You were raising children of your own while you were filming “Happy Days.” How did you juggle switching between playing “Mom” on the set to being Mom at home?
Being a mom on “Happy Days” was perfect for me because at home I had a daughter and son who were two or three years younger than the children I had on set. I could practice on the show and rehearse small crises that I would have at home a few years later. When they became adults and I’d already been through that on the set, aha! I knew what to do!
Sometimes I would bring my kids to set but they didn’t like it. They would say, “You’re all different. You show us off, introduce us to everybody and then run off and play with your friends.”
My children were both in the show. My son had a part where The Fonz is jumping the shark – he was the boy who ran down the beach saying, “It’s a shark, it’s a shark.” My daughter played a candy striper in a hospital scene.
As a mom in real life, too, were there times that you changed – or wanted to change — anything in the script because it didn’t ring true to what a mother would do?
I had very little input because the guys were running the show and, actually, it fit me very well. There was never a time when I thought it wasn’t true to life. I did tell Garry Marshall once, “You know, women’s lib is going on so can’t Marion get out of the house?” So they wrote a piece where Marion got a job at Arnolds and it was just terrible! Gary Marshall would then say, “It’s not about you, Marion. It’s about the boys.”
You’ve played a lot of mothers in your career, including the matriarch on the amazing Brooklyn Bridge and, most recently, Sally Field’s not-so-loving mom on one of my favorite shows, Brothers and Sisters. Which one do you relate to most? Which one was the most fun to become?
I loved Brooklyn Bridge, I loved being Sophie Purger — a Polish Jew. It was a real challenge. It was very well written, and a great opportunity!
Tell us a little about your own mom. Was she the model for any of the mothers you’ve portrayed?
My mother was so optimistic, creative, encouraging. She was a teacher so she was always inspiring. She could meet a challenge and say, “How will we solve this?” She was this positive role model who would never let anything defeat you. I’m sure, in my work, I referred to her or at least to all the ‘50s women that we grew up with — that culture of moms who stayed at home. In those days, families only had one car because women didn’t work. So much of their life took place in the home and I used that as my reference.

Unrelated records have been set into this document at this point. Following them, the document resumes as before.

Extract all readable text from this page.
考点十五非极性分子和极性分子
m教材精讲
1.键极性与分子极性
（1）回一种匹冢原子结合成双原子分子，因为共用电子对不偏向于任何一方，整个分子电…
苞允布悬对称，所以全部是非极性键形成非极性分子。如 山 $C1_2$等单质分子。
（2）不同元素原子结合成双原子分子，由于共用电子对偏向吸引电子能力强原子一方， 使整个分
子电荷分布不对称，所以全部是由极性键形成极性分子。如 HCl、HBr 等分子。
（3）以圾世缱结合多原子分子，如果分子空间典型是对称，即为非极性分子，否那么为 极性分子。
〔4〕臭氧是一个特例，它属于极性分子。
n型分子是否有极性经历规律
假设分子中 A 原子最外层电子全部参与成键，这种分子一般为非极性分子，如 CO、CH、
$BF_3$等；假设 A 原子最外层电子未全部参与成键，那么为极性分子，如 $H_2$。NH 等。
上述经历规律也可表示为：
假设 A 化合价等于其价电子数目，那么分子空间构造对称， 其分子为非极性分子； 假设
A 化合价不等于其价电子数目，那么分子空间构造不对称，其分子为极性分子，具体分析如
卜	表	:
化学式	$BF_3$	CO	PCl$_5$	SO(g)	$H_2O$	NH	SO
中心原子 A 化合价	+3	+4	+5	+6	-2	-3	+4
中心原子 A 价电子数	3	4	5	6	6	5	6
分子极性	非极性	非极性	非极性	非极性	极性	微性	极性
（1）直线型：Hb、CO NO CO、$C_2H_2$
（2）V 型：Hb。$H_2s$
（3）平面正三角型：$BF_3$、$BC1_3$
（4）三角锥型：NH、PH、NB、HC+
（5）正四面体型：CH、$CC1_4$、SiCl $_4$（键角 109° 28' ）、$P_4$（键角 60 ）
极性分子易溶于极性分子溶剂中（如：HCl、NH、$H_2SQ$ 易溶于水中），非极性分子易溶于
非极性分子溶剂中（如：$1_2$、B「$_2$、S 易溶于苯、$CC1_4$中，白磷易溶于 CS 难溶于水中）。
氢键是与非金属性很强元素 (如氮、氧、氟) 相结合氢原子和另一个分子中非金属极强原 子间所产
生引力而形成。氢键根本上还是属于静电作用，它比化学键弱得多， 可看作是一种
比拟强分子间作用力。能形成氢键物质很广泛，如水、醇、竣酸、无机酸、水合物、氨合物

But for me, it wasn’t so sweet. While doing Happy Days, I was divorced, a single mom. At work, I would play house and let the guys run it. At home, I had to run everything.
How do you think being a mother has changed from Mrs. C’s era to now?
The world is so complex now. When I see little children with headphones watching a TV cartoon all by themselves and not talking to their family, I wonder where this is leading us. I don’t know how to do any of that. At least these young people can do all those computer things for me!